Few universities have been renamed as often as ITB, and each name marks a convulsion in Indonesian history. The Technische Hoogeschool survived until the Japanese invasion of 1942, when the occupying administration rechristened it the Industrial University. After Japan's surrender in 1945, Indonesian nationalists declared independence and renamed the campus Technical High School. But the Dutch returned during the Indonesian National Revolution, seizing the campus and renaming it yet again as the Emergency University of the Dutch East Indies. During this turbulent period, the school began operating faculties of Engineering and Science under the umbrella of the University of Indonesia in Jakarta. It was not until 1959 that President Sukarno -- who had studied civil engineering at the Technische Hoogeschool in the 1920s -- formally separated the Bandung faculties into an independent institution. The Bandung Institute of Technology was born, dedicated to higher learning in natural sciences, technology, and fine arts. Each renaming had erased the previous authority's claim; the campus itself simply kept producing engineers.

The Alumni Who Governed

ITB's roster of alumni reads less like a university directory and more like a history of modern Indonesia. Sukarno, the founding president who declared independence in 1945 and led the country until 1967, studied here. Baharuddin Jusuf Habibie, the aeronautical engineer who became Indonesia's third president during the tumultuous transition from Suharto's rule in 1998, is an alumnus. Djuanda Kartawidjaja, prime minister from 1957 to 1963, studied at the campus during its Dutch era. Hartono Rekso Dharsono became the first secretary general of ASEAN. Beyond politics, the campus produced Tjokorda Raka Sukawati, who invented the Sosrobahu construction technique -- a method for rotating precast concrete bridge girders into place over active roadways that was adopted across Asia. Karlina Leksono Supelli became one of Indonesia's first female astronomers. Karno Barkah, an aviation pioneer, received the French Legion of Honour. The breadth is striking: presidents and physicists, artists and airline executives, all from a campus that started with a single engineering department.
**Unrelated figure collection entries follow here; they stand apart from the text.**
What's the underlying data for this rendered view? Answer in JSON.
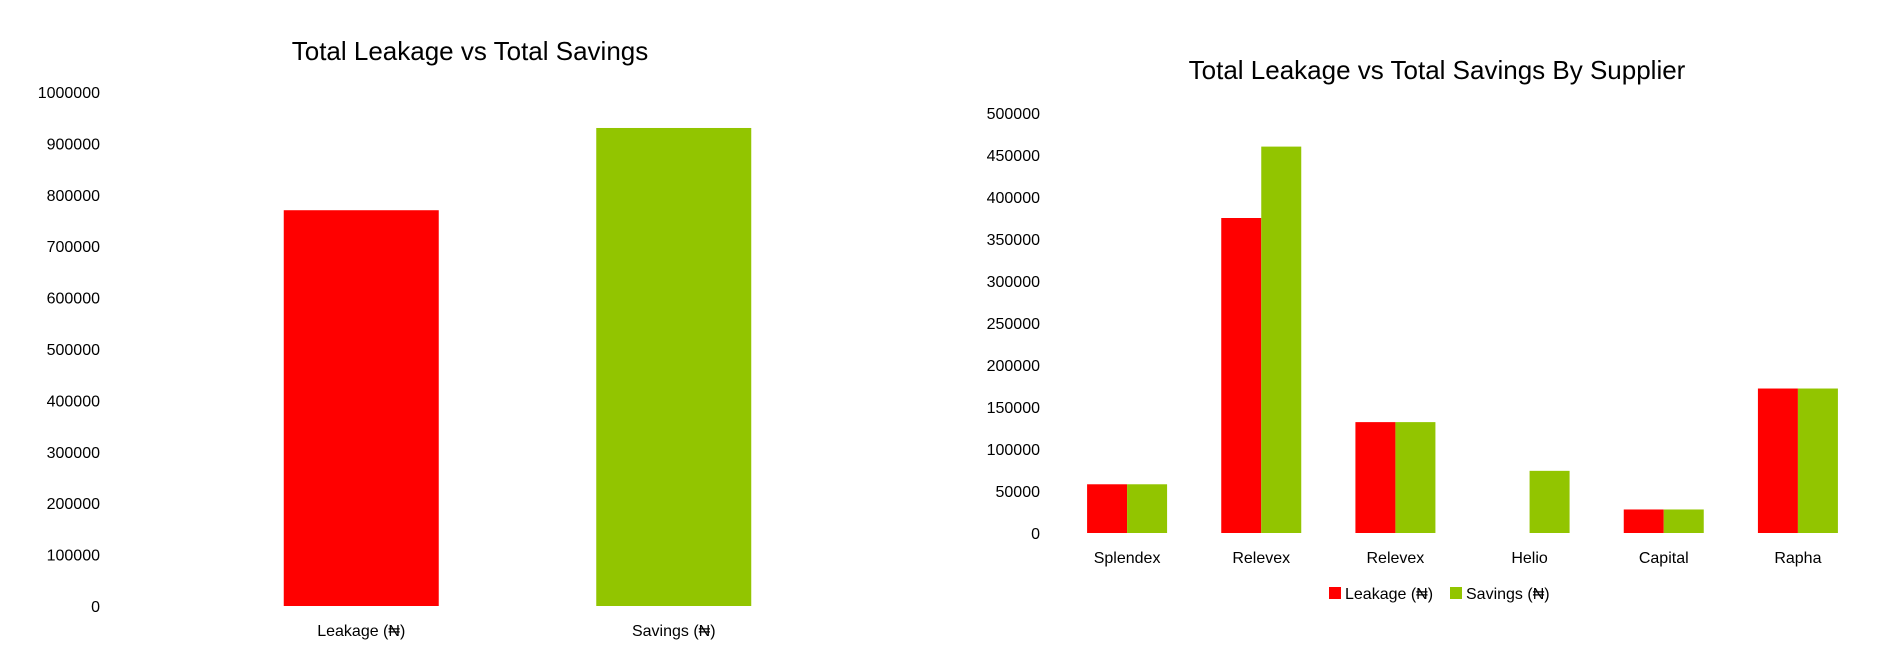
{
  "chart_data": [
    {
      "type": "bar",
      "title": "Total Leakage vs Total Savings",
      "categories": [
        "Leakage (₦)",
        "Savings (₦)"
      ],
      "values": [
        770000,
        930000
      ],
      "bar_colors": [
        "#FF0000",
        "#92C500"
      ],
      "ylim": [
        0,
        1000000
      ],
      "yticks": [
        0,
        100000,
        200000,
        300000,
        400000,
        500000,
        600000,
        700000,
        800000,
        900000,
        1000000
      ],
      "ytick_labels": [
        "0",
        "100000",
        "200000",
        "300000",
        "400000",
        "500000",
        "600000",
        "700000",
        "800000",
        "900000",
        "1000000"
      ],
      "grid": false,
      "legend": "none"
    },
    {
      "type": "bar",
      "title": "Total Leakage vs Total Savings By Supplier",
      "categories": [
        "Splendex",
        "Relevex",
        "Relevex",
        "Helio",
        "Capital",
        "Rapha"
      ],
      "series": [
        {
          "name": "Leakage (₦)",
          "color": "#FF0000",
          "values": [
            58000,
            375000,
            132000,
            0,
            28000,
            172000
          ]
        },
        {
          "name": "Savings (₦)",
          "color": "#92C500",
          "values": [
            58000,
            460000,
            132000,
            74000,
            28000,
            172000
          ]
        }
      ],
      "ylim": [
        0,
        500000
      ],
      "yticks": [
        0,
        50000,
        100000,
        150000,
        200000,
        250000,
        300000,
        350000,
        400000,
        450000,
        500000
      ],
      "ytick_labels": [
        "0",
        "50000",
        "100000",
        "150000",
        "200000",
        "250000",
        "300000",
        "350000",
        "400000",
        "450000",
        "500000"
      ],
      "grid": false,
      "legend": "bottom"
    }
  ]
}
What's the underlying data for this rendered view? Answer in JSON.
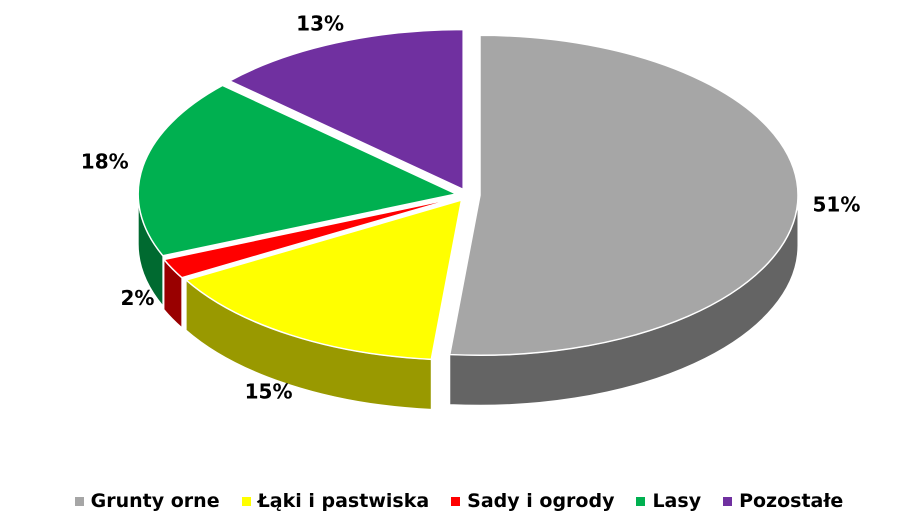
{
  "chart_data": {
    "type": "pie",
    "categories": [
      "Grunty orne",
      "Łąki i pastwiska",
      "Sady i ogrody",
      "Lasy",
      "Pozostałe"
    ],
    "values": [
      51,
      15,
      2,
      18,
      13
    ],
    "value_labels": [
      "51%",
      "15%",
      "2%",
      "18%",
      "13%"
    ],
    "colors": [
      "#a6a6a6",
      "#ffff00",
      "#ff0000",
      "#00b050",
      "#7030a0"
    ],
    "legend": "bottom"
  }
}
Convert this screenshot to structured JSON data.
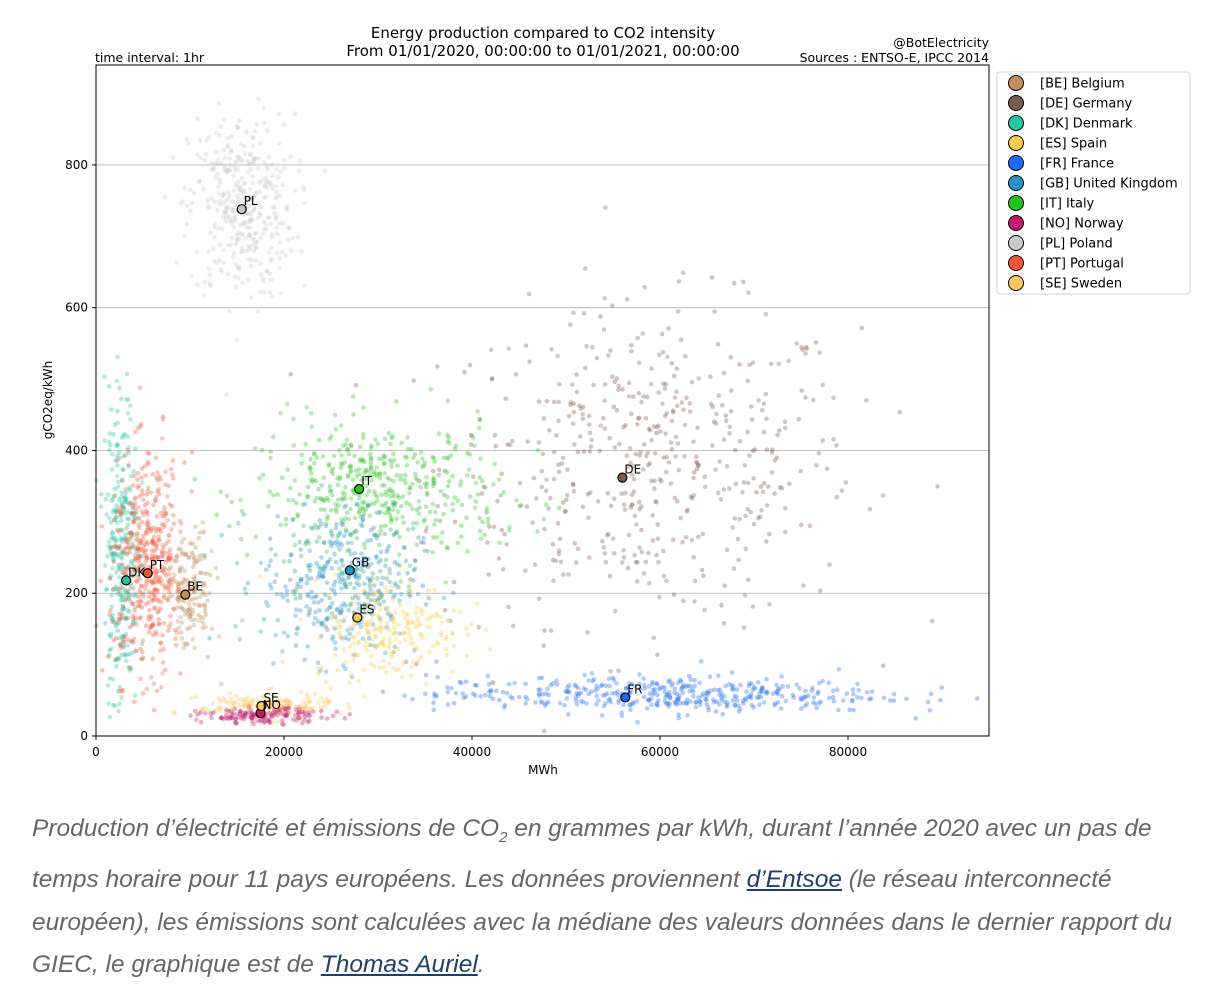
{
  "chart_data": {
    "type": "scatter",
    "title": "Energy production compared to CO2 intensity",
    "subtitle": "From 01/01/2020, 00:00:00 to 01/01/2021, 00:00:00",
    "top_left_note": "time interval: 1hr",
    "top_right_note_1": "@BotElectricity",
    "top_right_note_2": "Sources : ENTSO-E, IPCC 2014",
    "xlabel": "MWh",
    "ylabel": "gCO2eq/kWh",
    "xlim": [
      0,
      95000
    ],
    "ylim": [
      0,
      940
    ],
    "xticks": [
      0,
      20000,
      40000,
      60000,
      80000
    ],
    "xtick_labels": [
      "0",
      "20000",
      "40000",
      "60000",
      "80000"
    ],
    "yticks": [
      0,
      200,
      400,
      600,
      800
    ],
    "ytick_labels": [
      "0",
      "200",
      "400",
      "600",
      "800"
    ],
    "grid": "horizontal",
    "legend_position": "outside-right-top",
    "series": [
      {
        "name": "[BE] Belgium",
        "code": "BE",
        "color": "#c18e5b",
        "median": {
          "x": 9500,
          "y": 198
        },
        "cloud": {
          "cx": 10000,
          "cy": 200,
          "sx": 1300,
          "sy": 42,
          "n": 160
        }
      },
      {
        "name": "[DE] Germany",
        "code": "DE",
        "color": "#7d5a4c",
        "median": {
          "x": 56000,
          "y": 362
        },
        "cloud": {
          "cx": 59000,
          "cy": 380,
          "sx": 11000,
          "sy": 110,
          "n": 520
        }
      },
      {
        "name": "[DK] Denmark",
        "code": "DK",
        "color": "#1fc7a0",
        "median": {
          "x": 3200,
          "y": 218
        },
        "cloud": {
          "cx": 2700,
          "cy": 260,
          "sx": 900,
          "sy": 110,
          "n": 300
        }
      },
      {
        "name": "[ES] Spain",
        "code": "ES",
        "color": "#f5cd43",
        "median": {
          "x": 27800,
          "y": 166
        },
        "cloud": {
          "cx": 31000,
          "cy": 150,
          "sx": 4000,
          "sy": 35,
          "n": 240
        }
      },
      {
        "name": "[FR] France",
        "code": "FR",
        "color": "#1a6aff",
        "median": {
          "x": 56300,
          "y": 54
        },
        "cloud": {
          "cx": 60000,
          "cy": 58,
          "sx": 12000,
          "sy": 13,
          "n": 420
        }
      },
      {
        "name": "[GB] United Kingdom",
        "code": "GB",
        "color": "#1e93c9",
        "median": {
          "x": 27000,
          "y": 232
        },
        "cloud": {
          "cx": 26000,
          "cy": 215,
          "sx": 4200,
          "sy": 52,
          "n": 380
        }
      },
      {
        "name": "[IT] Italy",
        "code": "IT",
        "color": "#22c61c",
        "median": {
          "x": 28000,
          "y": 346
        },
        "cloud": {
          "cx": 30000,
          "cy": 340,
          "sx": 6500,
          "sy": 50,
          "n": 480
        }
      },
      {
        "name": "[NO] Norway",
        "code": "NO",
        "color": "#c4186a",
        "median": {
          "x": 17500,
          "y": 32
        },
        "cloud": {
          "cx": 18000,
          "cy": 28,
          "sx": 3500,
          "sy": 5,
          "n": 140
        }
      },
      {
        "name": "[PL] Poland",
        "code": "PL",
        "color": "#c8c8c8",
        "median": {
          "x": 15500,
          "y": 738
        },
        "cloud": {
          "cx": 15500,
          "cy": 740,
          "sx": 2800,
          "sy": 65,
          "n": 380
        }
      },
      {
        "name": "[PT] Portugal",
        "code": "PT",
        "color": "#f75636",
        "median": {
          "x": 5500,
          "y": 228
        },
        "cloud": {
          "cx": 5500,
          "cy": 240,
          "sx": 2000,
          "sy": 75,
          "n": 460
        }
      },
      {
        "name": "[SE] Sweden",
        "code": "SE",
        "color": "#ffc55a",
        "median": {
          "x": 17600,
          "y": 42
        },
        "cloud": {
          "cx": 18000,
          "cy": 42,
          "sx": 3500,
          "sy": 9,
          "n": 160
        }
      }
    ],
    "annotations": [
      {
        "text": "PL",
        "x": 15500,
        "y": 738
      },
      {
        "text": "IT",
        "x": 28000,
        "y": 346
      },
      {
        "text": "DE",
        "x": 56000,
        "y": 362
      },
      {
        "text": "GB",
        "x": 27000,
        "y": 232
      },
      {
        "text": "PT",
        "x": 5500,
        "y": 228
      },
      {
        "text": "DK",
        "x": 3200,
        "y": 218
      },
      {
        "text": "BE",
        "x": 9500,
        "y": 198
      },
      {
        "text": "ES",
        "x": 27800,
        "y": 166
      },
      {
        "text": "FR",
        "x": 56300,
        "y": 54
      },
      {
        "text": "SE",
        "x": 17600,
        "y": 42
      },
      {
        "text": "NO",
        "x": 17500,
        "y": 32
      }
    ]
  },
  "caption": {
    "part1": "Production d’électricité et émissions de CO",
    "sub": "2",
    "part2": " en grammes par kWh, durant l’année 2020 avec un pas de temps horaire pour 11 pays européens. Les données proviennent ",
    "link1": "d’Entsoe",
    "part3": " (le réseau interconnecté européen), les émissions sont calculées avec la médiane des valeurs données dans le dernier rapport du GIEC, le graphique est de ",
    "link2": "Thomas Auriel",
    "part4": "."
  }
}
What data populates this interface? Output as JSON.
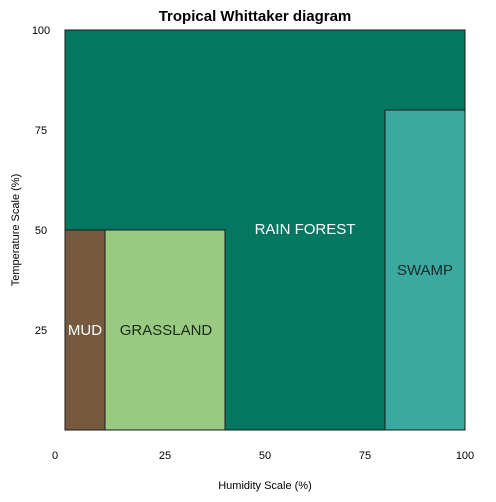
{
  "chart_data": {
    "type": "area",
    "title": "Tropical Whittaker diagram",
    "xlabel": "Humidity Scale (%)",
    "ylabel": "Temperature Scale (%)",
    "xlim": [
      0,
      100
    ],
    "ylim": [
      0,
      100
    ],
    "xticks": [
      "0",
      "25",
      "50",
      "75",
      "100"
    ],
    "yticks": [
      "25",
      "50",
      "75",
      "100"
    ],
    "grid": false,
    "legend": "none",
    "regions": [
      {
        "name": "RAIN FOREST",
        "color": "#047760",
        "label_color": "#ffffff",
        "polygon": [
          [
            0,
            100
          ],
          [
            100,
            100
          ],
          [
            100,
            80
          ],
          [
            80,
            80
          ],
          [
            80,
            0
          ],
          [
            40,
            0
          ],
          [
            40,
            50
          ],
          [
            0,
            50
          ]
        ]
      },
      {
        "name": "MUD",
        "color": "#765a40",
        "label_color": "#ffffff",
        "x": [
          0,
          10
        ],
        "y": [
          0,
          50
        ]
      },
      {
        "name": "GRASSLAND",
        "color": "#9aca82",
        "label_color": "#1a2a1a",
        "x": [
          10,
          40
        ],
        "y": [
          0,
          50
        ]
      },
      {
        "name": "SWAMP",
        "color": "#3aa99f",
        "label_color": "#1a2a2a",
        "x": [
          80,
          100
        ],
        "y": [
          0,
          80
        ]
      }
    ]
  }
}
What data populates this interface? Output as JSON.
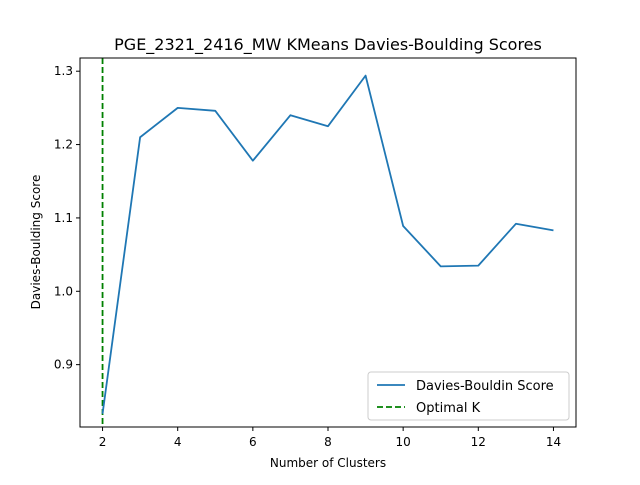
{
  "chart_data": {
    "type": "line",
    "title": "PGE_2321_2416_MW KMeans Davies-Boulding Scores",
    "xlabel": "Number of Clusters",
    "ylabel": "Davies-Boulding Score",
    "xlim": [
      1.4,
      14.6
    ],
    "ylim": [
      0.815,
      1.318
    ],
    "x_ticks": [
      2,
      4,
      6,
      8,
      10,
      12,
      14
    ],
    "y_ticks": [
      0.9,
      1.0,
      1.1,
      1.2,
      1.3
    ],
    "grid": false,
    "legend_position": "bottom-right",
    "series": [
      {
        "name": "Davies-Bouldin Score",
        "color": "#1f77b4",
        "style": "solid",
        "x": [
          2,
          3,
          4,
          5,
          6,
          7,
          8,
          9,
          10,
          11,
          12,
          13,
          14
        ],
        "values": [
          0.833,
          1.21,
          1.25,
          1.246,
          1.178,
          1.24,
          1.225,
          1.294,
          1.089,
          1.034,
          1.035,
          1.092,
          1.083
        ]
      }
    ],
    "reference_lines": [
      {
        "name": "Optimal K",
        "orientation": "vertical",
        "x": 2,
        "color": "#008000",
        "style": "dashed"
      }
    ]
  }
}
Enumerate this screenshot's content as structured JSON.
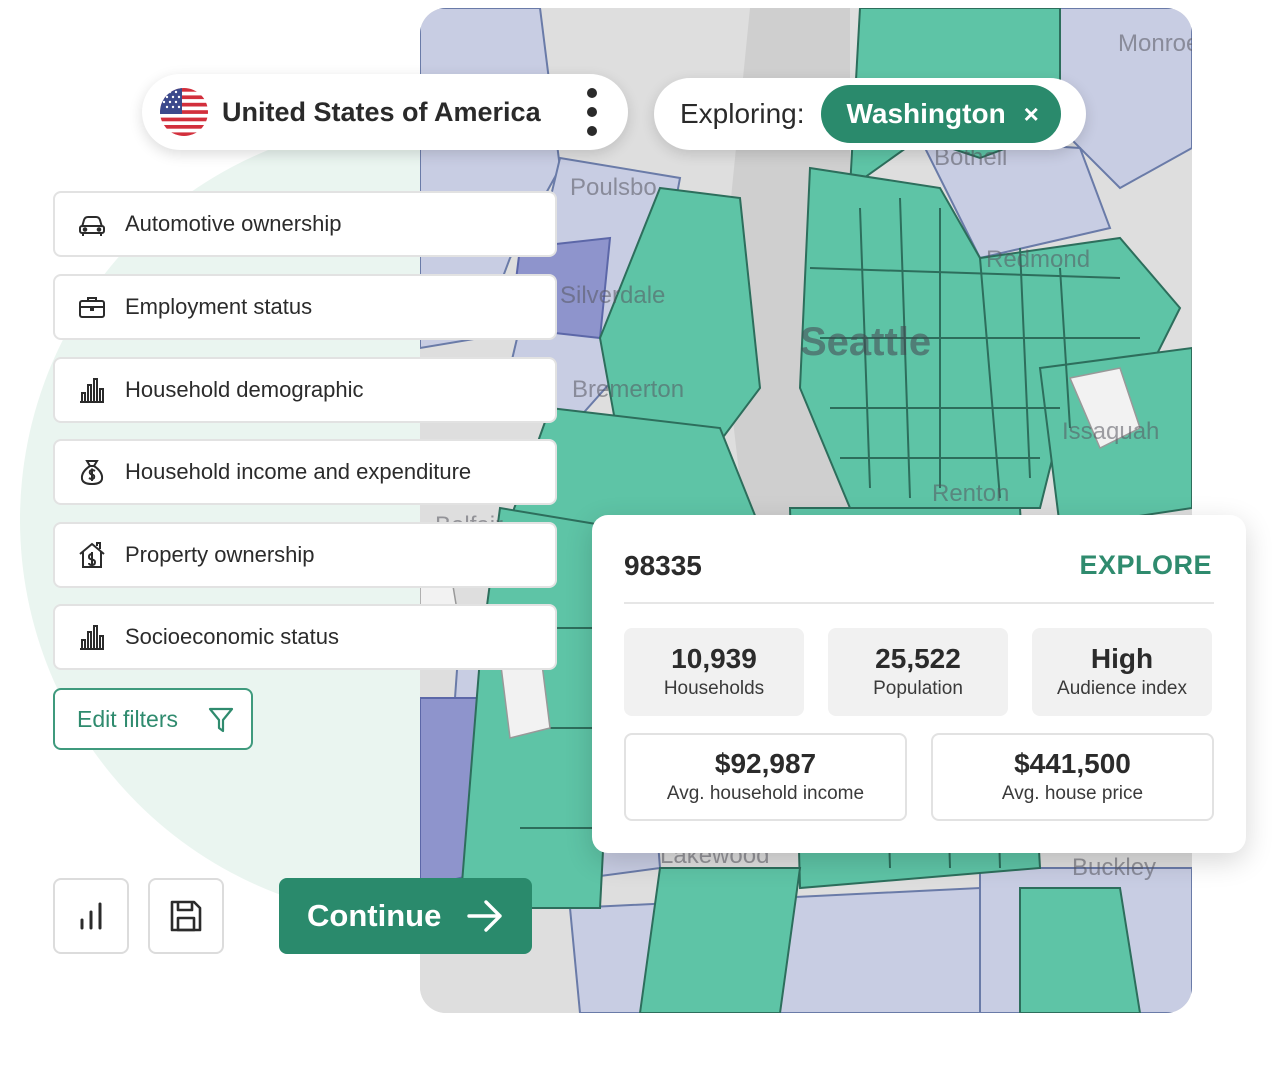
{
  "colors": {
    "accent": "#2a8a6c",
    "map_green": "#5ec4a6",
    "map_lavender": "#c8cde3",
    "map_purple": "#8e94cc"
  },
  "country_pill": {
    "name": "United States of America",
    "flag_icon": "us-flag-icon",
    "menu_icon": "kebab-menu-icon"
  },
  "explore_pill": {
    "label": "Exploring:",
    "region": "Washington",
    "close_glyph": "×"
  },
  "filters": [
    {
      "label": "Automotive ownership",
      "icon": "car-icon"
    },
    {
      "label": "Employment status",
      "icon": "briefcase-icon"
    },
    {
      "label": "Household demographic",
      "icon": "bar-chart-icon"
    },
    {
      "label": "Household income and expenditure",
      "icon": "money-bag-icon"
    },
    {
      "label": "Property ownership",
      "icon": "house-icon"
    },
    {
      "label": "Socioeconomic status",
      "icon": "bar-chart-icon"
    }
  ],
  "edit_filters": {
    "label": "Edit filters",
    "icon": "filter-icon"
  },
  "actions": {
    "chart_icon": "chart-icon",
    "save_icon": "save-icon",
    "continue_label": "Continue"
  },
  "map": {
    "places": [
      "Monroe",
      "Bothell",
      "Poulsbo",
      "Redmond",
      "Silverdale",
      "Seattle",
      "Bremerton",
      "Issaquah",
      "Renton",
      "Belfair",
      "Lakewood",
      "Buckley"
    ]
  },
  "info_card": {
    "zip": "98335",
    "explore_label": "EXPLORE",
    "stats": [
      {
        "value": "10,939",
        "label": "Households"
      },
      {
        "value": "25,522",
        "label": "Population"
      },
      {
        "value": "High",
        "label": "Audience index"
      }
    ],
    "wide_stats": [
      {
        "value": "$92,987",
        "label": "Avg. household income"
      },
      {
        "value": "$441,500",
        "label": "Avg. house price"
      }
    ]
  }
}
A Modern University, Modern Pressures

Today ITB ranks among the top three universities in Indonesia and was placed 281st worldwide in the 2024 QS World University Rankings. The main Ganesha campus in Bandung covers a sprawling complex of lecture halls, laboratories, an art gallery, a sports center, and a central library. A second campus in Jatinangor, opened to accommodate growing enrollment, now hosts all first-year students for their Joint Preparatory Stage. A third campus is planned for Cirebon. In 2009, the university's entrance exam drew 422,159 applicants for just 2,000 seats -- an acceptance rate below half a percent. But prestige has not insulated the institution from controversy. In January 2024, students discovered that ITB had partnered with an online lending platform called Danacita to offer tuition payment via installment loans. The revelation went viral on social media, drawing a rebuke from the Ministry of Education. Hundreds of students marched from the Ganesha campus to the rectorate building in protest. In 2020, Reini Djuhraeni Wirahadikusumah was appointed as the university's first female rector in its history -- a milestone for an institution that had been producing female scientists and engineers for decades but had never placed a woman at the top.

From the Air

The ITB Ganesha campus is located at approximately 6.89S, 107.61E in northern Bandung. From the air, look for the distinctive multi-tiered rooflines of the original colonial-era buildings designed by Henri Maclaine Pont, set in a tree-lined campus visible as a green patch in the dense urban grid. Bandung sits in a highland basin at roughly 700 meters elevation, surrounded by volcanic peaks. Nearest airport is Husein Sastranegara International Airport (WICC), approximately 4 km to the west-northwest. The Jatinangor campus is about 25 km to the east of the main campus.